If we think about using robotics with something that’s really a challenge, take harvesting crops like peaches or strawberries. These are soft, delicate products that need a human hand to harvest. We’re seeing the development of actuators – robotic claws or gripping hands – that can replicate the delicate touch, feel and pressure of the human hand. Doing this in outdoor environments where you deal with weather, dust and other elements – this is not trivial in any way. These are technologies we are investing in and ones that are huge drivers in agriculture.
What’s the bigger picture for these sorts of technologies in agriculture and why are VCs important in this mix?
The bigger picture is to combine these technologies to realise meaningful efficiencies. One company may be working on the robot claw to harvest fruit; another one is working on machine vision to optimise peak ripeness and yet a third company is working on solutions to address uneven terrain in fields. Combine all these process improvements and you have a superior solution.
That’s why VC is so important in agriculture. We look around the corners to see what could be ahead and we have the time to do this sort of analysis when the individual companies may not.
Here’s an example: In the 1930s, passenger steamships moved people from London to New York. If you were focused on designing faster ships, you would be convinced that was the future. In the meanwhile, the aerospace industry is making airplanes. If you were so focused on your faster ship, you would be unlikely to abandon what you were doing even though a better way of moving people faster was in the making.

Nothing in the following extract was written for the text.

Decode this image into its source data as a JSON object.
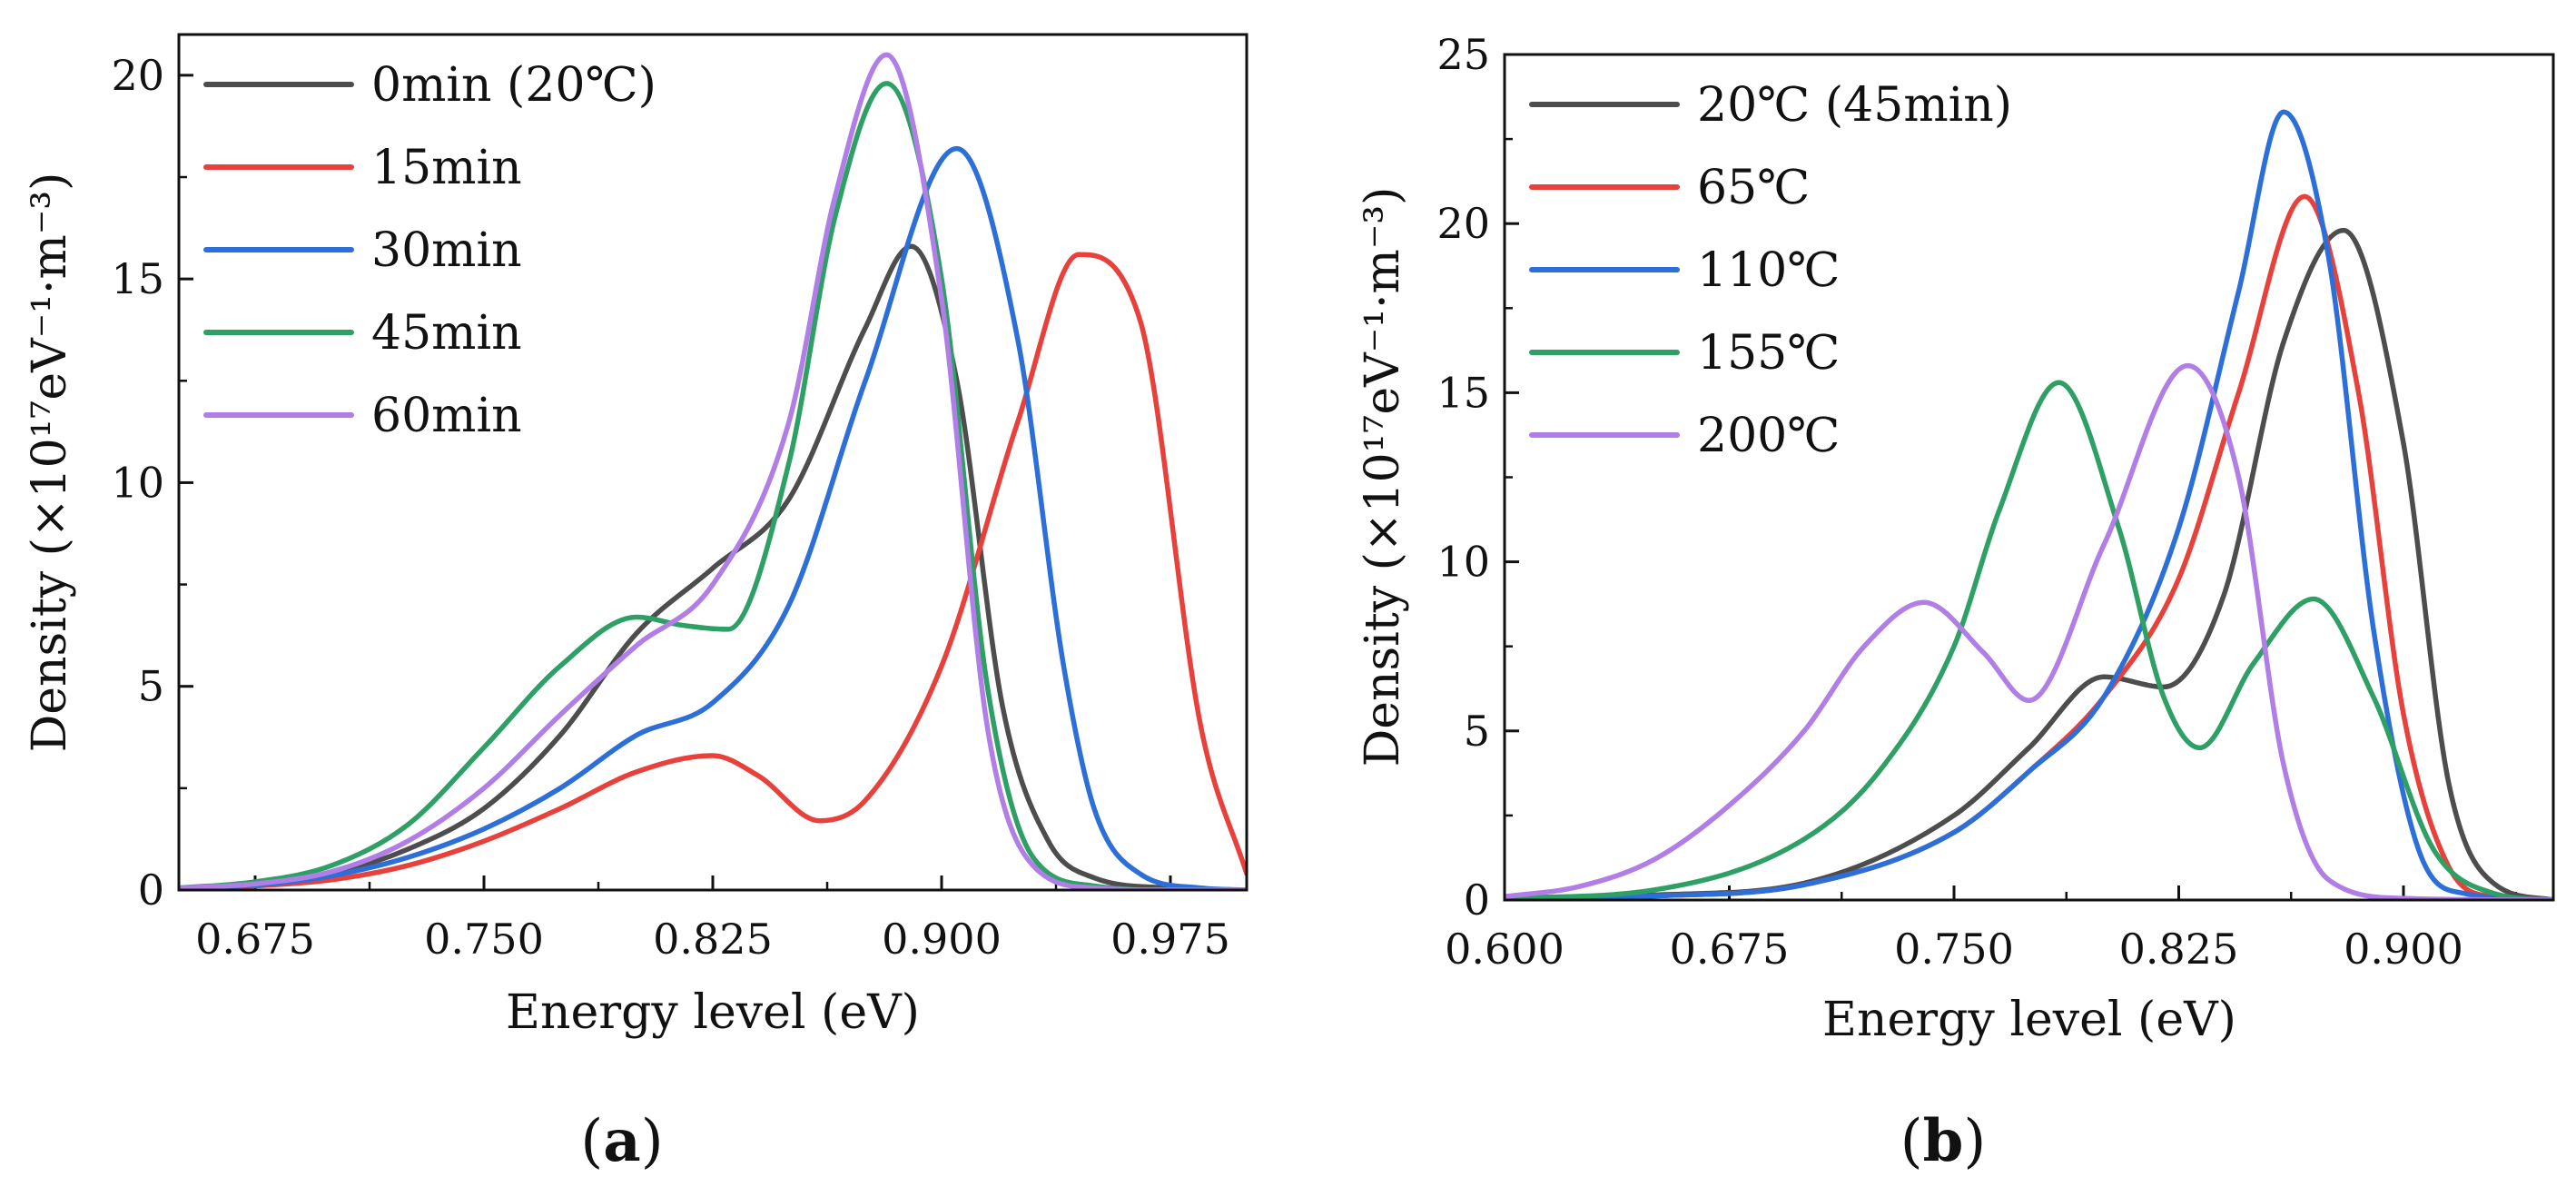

In my business, you have to be open to abandoning one way of doing things for a better way of doing it.
I understand you earned your winemaking certificate from the University of California – Davis. Is there a relationship to chemical engineering here and what is your favorite class of wine?
I’m a chemical engineer by training and focused on process engineering. I can think of no better way to use those tools than in the process of making wine. It brings together process technology and microbiology among other things. There’s also nothing like looking out the window of a winery in Sonoma and knowing exactly where the grapes have come from. There is increasing interest in knowing where your food is coming from. As for wine, I tend to be partial to the spicier, warm-weather reds. If money were no object, I might be drinking a Châteauneuf-du-Pape but I am very happy drinking a glass of malbec.